As we are all aware, Panter re-emerged in the late 1970s in Los Angeles and gained worldwide fame for drawings focusing on one “Jimbo,” who was presented as a sort of punk Everyman: a young man with the physique of a brick, the intentions of a saint, the temper of a mad dog, and the brain of, depending on the circumstances, either Tom Swift or a quaalude of dubious provenance. Panter—now claiming to have been born in Durant, Oklahoma, in 1950, a pretense he has been able to maintain through daily visits to Muscle Beach—has since taken “Jimbo” into the distant past, into the future, forced him onstage in Japan to do battle with the “Elvis Zombies,” and dropped a nuclear device in his lap.

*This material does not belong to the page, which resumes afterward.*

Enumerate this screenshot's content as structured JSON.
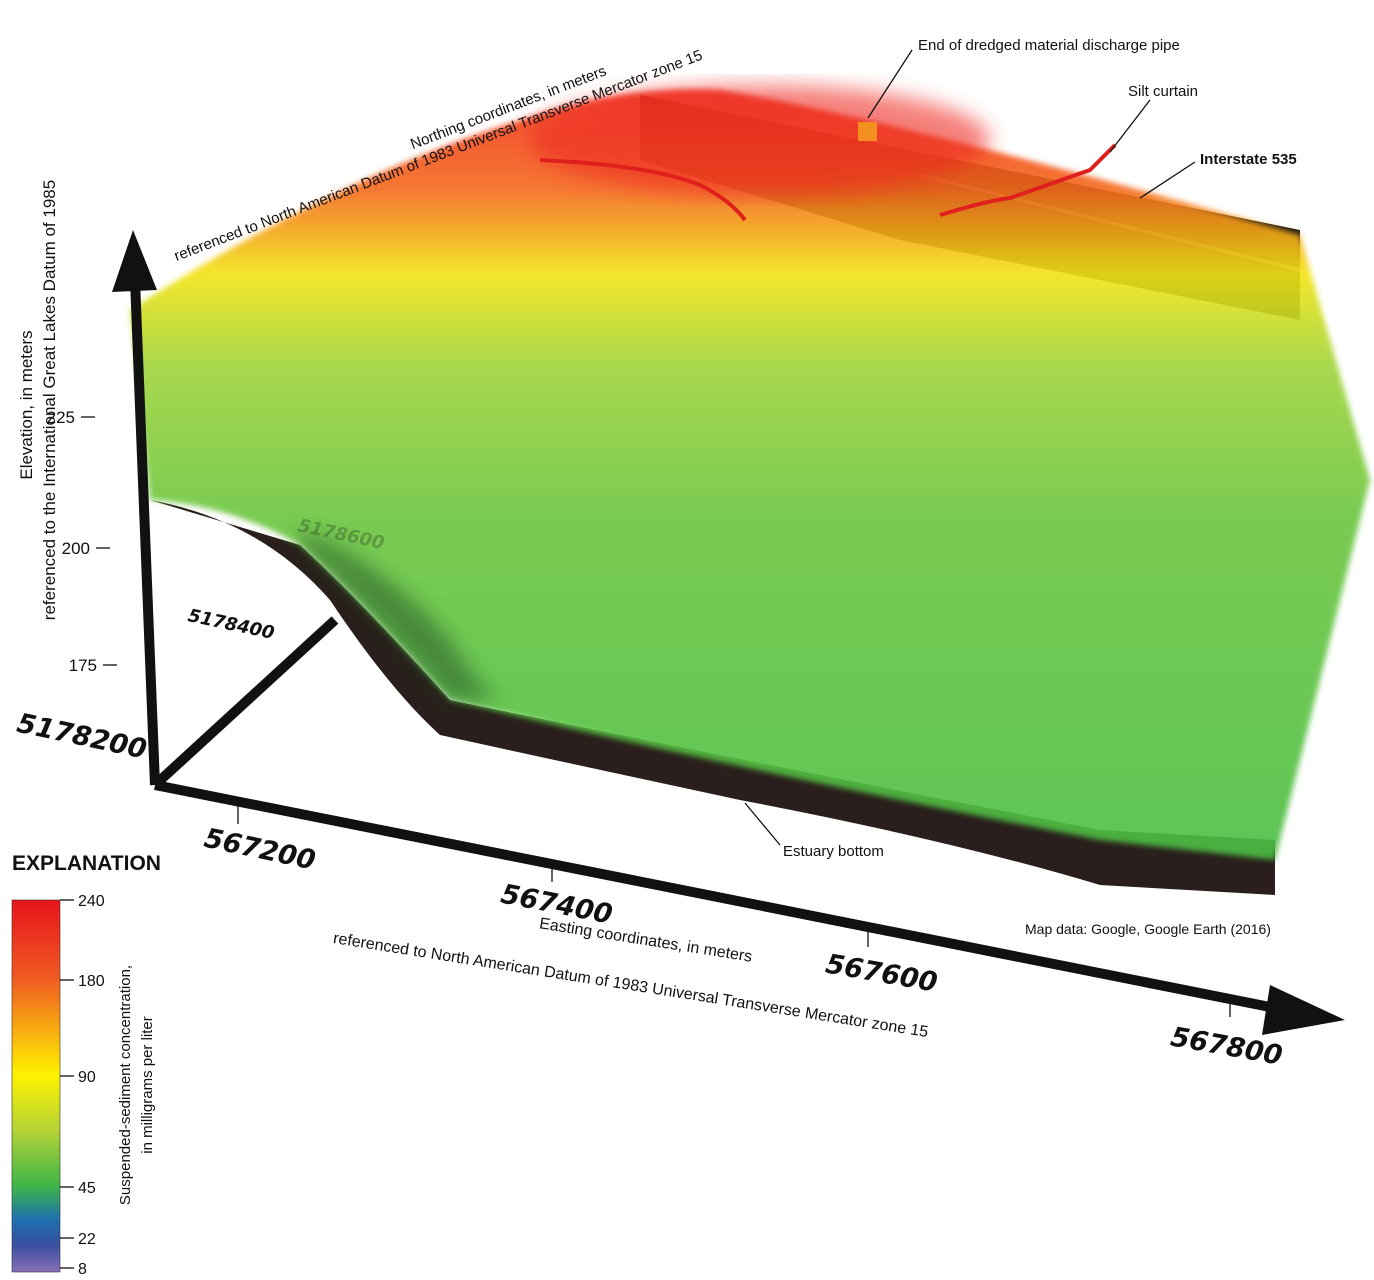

In his most inspired moments, Panter has merely placed “Jimbo” at the hub of the modern predicament (to say nothing of the revolutionary project), as if to see what he, “Jimbo,” might make of it. And yet there is no understanding “Jimbo”—and, by extension, the modern predicament itself—without an understanding of the trauma that has shaped Panter’s work.
Close study of Panter’s drawings indicates that he was both horrified and enthused, repelled and excited, by the attack on Zap—and it is reasonable to believe that it was Panter’s inability (to slip into psychoanalytic terminology for a moment) to “integrate” this event into the narrow “Zapist” frame of reference he had at his disposal that led to his subsequent bifurcated response, and its sublimation/expression in “art.” Careful examination of the “Jimbo” panels makes it clear that at some unknown time Panter attended a showing of The Wild One (a film, starring Marlon Brando, that was based on a late 1940s motorcycle gang attack on the town of Hollister, California—an event that was in many ways similar to the assault on Zap), and, like so many others, inexplicably confused the experience with a later (or, perhaps, preceding) viewing of Rebel Without a Cause, a contemporaneous film that starred James Dean, as “Jimbo” Stark). In other words, Panter (or his unconscious) created a cartoon figure that combined the body of a young) Marlon Brando with the inarticulate well-meaning of (the late) James Dean, and then placed this figure either on the verge of bottomless rage (the attack on Zap) or stranded in the midst of total devastation (the aftermath of that same attack).
Why Panter persists in reliving, and imposing upon the public, these terrible events of his early middle age is a matter for a psychiatrist to determine; certainly, the claim that his work represents some sort of “metaphor” for our present condition is spurious in the extreme. It can be said without question, however, that his panels are currently fetching very high prices, and that in five years this publication will be worth at least one thousand dollars.